Corey Anderson explains how a conversation with Daniel Cormier changed his perspective on making money by fighting and led to his signing with Bellator MMA. (2:08)

Newly signed Bellator MMA light heavyweight Corey Anderson said a recent health scare and wisdom from two-time UFC champion Daniel Cormier were behind his recent promotional switch.

Anderson (13-5) secured his release from UFC last week -- despite two fights remaining on his contract -- and immediately signed a deal with Bellator. The news was unexpected, as Anderson had just headlined a UFC event in February and was highly ranked in his division.

The 30-year-old Anderson told ESPN the conditions of his release came about quickly in July, following a heart procedure that cleared him to compete. After a loss to Jan Blachowicz in his last fight, Anderson collapsed in a friend's driveway and eventually underwent multiple procedures to correct a heart condition that threatened his professional career.

"I literally came out of the last procedure, rolled into my waiting room and turned my phone on and had a contract from the UFC for a fight," Anderson told ESPN. "I agreed to the fight, but then [the opponent] got hurt and they were doing the same thing they did in the past, offering me fights that didn't make sense for the money I was making.

"I'm No. 4 in the world, and I'm making money like it was my fourth fight in the UFC."

Anderson, who made $130,000 for a win over Ilir Latifi in late 2018 -- the most recent bout in which his pay was disclosed by an athletic commission -- said he tried to ask UFC to renegotiate his contract, but the promotion was unwilling to do so. At that point, Anderson said he requested his release, and UFC agreed.

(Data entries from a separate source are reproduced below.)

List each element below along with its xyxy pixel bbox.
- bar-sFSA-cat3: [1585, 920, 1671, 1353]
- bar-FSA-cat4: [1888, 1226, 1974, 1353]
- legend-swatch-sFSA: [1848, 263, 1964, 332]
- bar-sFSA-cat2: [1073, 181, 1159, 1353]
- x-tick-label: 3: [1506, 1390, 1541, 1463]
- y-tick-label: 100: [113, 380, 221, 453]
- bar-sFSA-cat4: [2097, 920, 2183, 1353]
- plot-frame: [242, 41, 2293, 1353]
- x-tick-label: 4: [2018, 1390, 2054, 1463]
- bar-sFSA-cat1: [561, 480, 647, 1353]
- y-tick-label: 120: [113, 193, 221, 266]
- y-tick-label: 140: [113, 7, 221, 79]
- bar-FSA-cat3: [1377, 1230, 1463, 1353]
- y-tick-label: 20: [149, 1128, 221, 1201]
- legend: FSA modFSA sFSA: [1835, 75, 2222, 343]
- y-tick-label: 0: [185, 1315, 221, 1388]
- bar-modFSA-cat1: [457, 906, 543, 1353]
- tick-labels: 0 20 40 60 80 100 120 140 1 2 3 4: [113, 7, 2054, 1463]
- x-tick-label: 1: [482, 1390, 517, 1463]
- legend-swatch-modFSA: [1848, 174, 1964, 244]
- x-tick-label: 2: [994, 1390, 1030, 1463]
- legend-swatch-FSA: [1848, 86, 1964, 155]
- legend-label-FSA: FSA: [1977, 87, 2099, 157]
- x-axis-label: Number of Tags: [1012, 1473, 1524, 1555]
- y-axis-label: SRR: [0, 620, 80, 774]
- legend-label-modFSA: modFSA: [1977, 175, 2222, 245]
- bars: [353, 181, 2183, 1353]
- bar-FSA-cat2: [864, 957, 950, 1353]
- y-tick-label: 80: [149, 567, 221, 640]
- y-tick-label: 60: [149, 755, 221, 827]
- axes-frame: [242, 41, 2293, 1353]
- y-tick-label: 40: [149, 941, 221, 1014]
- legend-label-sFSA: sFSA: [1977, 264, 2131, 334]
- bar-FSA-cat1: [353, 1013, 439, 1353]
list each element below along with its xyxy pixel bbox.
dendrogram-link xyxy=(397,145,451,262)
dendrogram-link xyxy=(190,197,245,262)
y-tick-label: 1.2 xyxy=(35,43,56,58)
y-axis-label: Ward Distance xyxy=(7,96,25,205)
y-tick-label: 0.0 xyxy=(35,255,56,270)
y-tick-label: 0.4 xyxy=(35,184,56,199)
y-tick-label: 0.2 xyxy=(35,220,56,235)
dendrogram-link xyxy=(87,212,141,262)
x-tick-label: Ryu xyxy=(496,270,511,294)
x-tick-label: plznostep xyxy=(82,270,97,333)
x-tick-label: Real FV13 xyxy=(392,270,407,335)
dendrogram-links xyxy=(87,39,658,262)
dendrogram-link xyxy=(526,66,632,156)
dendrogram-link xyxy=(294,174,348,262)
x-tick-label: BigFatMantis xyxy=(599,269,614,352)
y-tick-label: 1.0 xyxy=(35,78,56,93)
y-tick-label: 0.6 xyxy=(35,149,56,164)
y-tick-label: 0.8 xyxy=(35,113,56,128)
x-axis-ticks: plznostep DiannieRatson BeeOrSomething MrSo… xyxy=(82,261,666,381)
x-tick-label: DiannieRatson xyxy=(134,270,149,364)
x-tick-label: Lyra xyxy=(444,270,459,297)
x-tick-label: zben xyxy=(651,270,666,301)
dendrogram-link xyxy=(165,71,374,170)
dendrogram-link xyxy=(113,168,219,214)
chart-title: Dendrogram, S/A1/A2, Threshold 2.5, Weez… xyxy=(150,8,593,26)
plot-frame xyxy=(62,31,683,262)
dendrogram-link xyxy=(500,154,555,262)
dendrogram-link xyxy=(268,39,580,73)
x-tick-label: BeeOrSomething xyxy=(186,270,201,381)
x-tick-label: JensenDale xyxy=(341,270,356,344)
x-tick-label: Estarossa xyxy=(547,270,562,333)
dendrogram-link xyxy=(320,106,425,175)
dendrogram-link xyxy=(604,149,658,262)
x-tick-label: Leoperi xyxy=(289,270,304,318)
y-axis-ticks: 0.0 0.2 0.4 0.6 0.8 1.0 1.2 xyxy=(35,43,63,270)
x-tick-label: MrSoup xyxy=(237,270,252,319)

"I used to say I don't care about the money, that I'm fighting to be the best and I don't need the money," Anderson said. "After hanging out with [Cormier], he broke something to me. He said, 'You know how you say you don't fight for money? When was the last time you got in a street fight? You don't fight for free. You fight to pay for your family.'

"I said, 'Let's see if we can get a little more money for the fight.' And the UFC wouldn't budge. I asked for my release, and they said, 'All right, we'll release him,' in 20 seconds. I've got no anger toward the UFC, but this is how I know my worth to them."

Anderson's manager Ali Abdelaziz clarified to ESPN that the possibility of Anderson's release came up during fight negotiations and was not something the team specifically asked for. The release came as a result of ongoing talks to book Anderson a bout, and Anderson was in favor of it.

Anderson said he has been cleared with a clean bill of health and is eager to compete in Bellator. He is an immediate candidate to fight for the 205-pound title, which currently is held by two-weight champion Ryan Bader. Bader will look to defend the title against Vadim Nemkov at Bellator 244 on Aug. 21.

Whether that's Anderson's first fight with Bellator, he said he is ready to agree to anything the promotion throws at him, now that he's satisfied with his contract.

"If it's the Bader-Nemkov winner, I'm with that. If it's Phil Davis-Lyoto Machida, I'm with it," Anderson said. "I'm at the point now, they're paying me to fight. This kind of money, it's hard to say no to whoever they offer, whereas before, it was a calculated risk. The risk they wanted me to take wasn't worth what was in my contract. Now this is what they're paying me for, to go out and fight."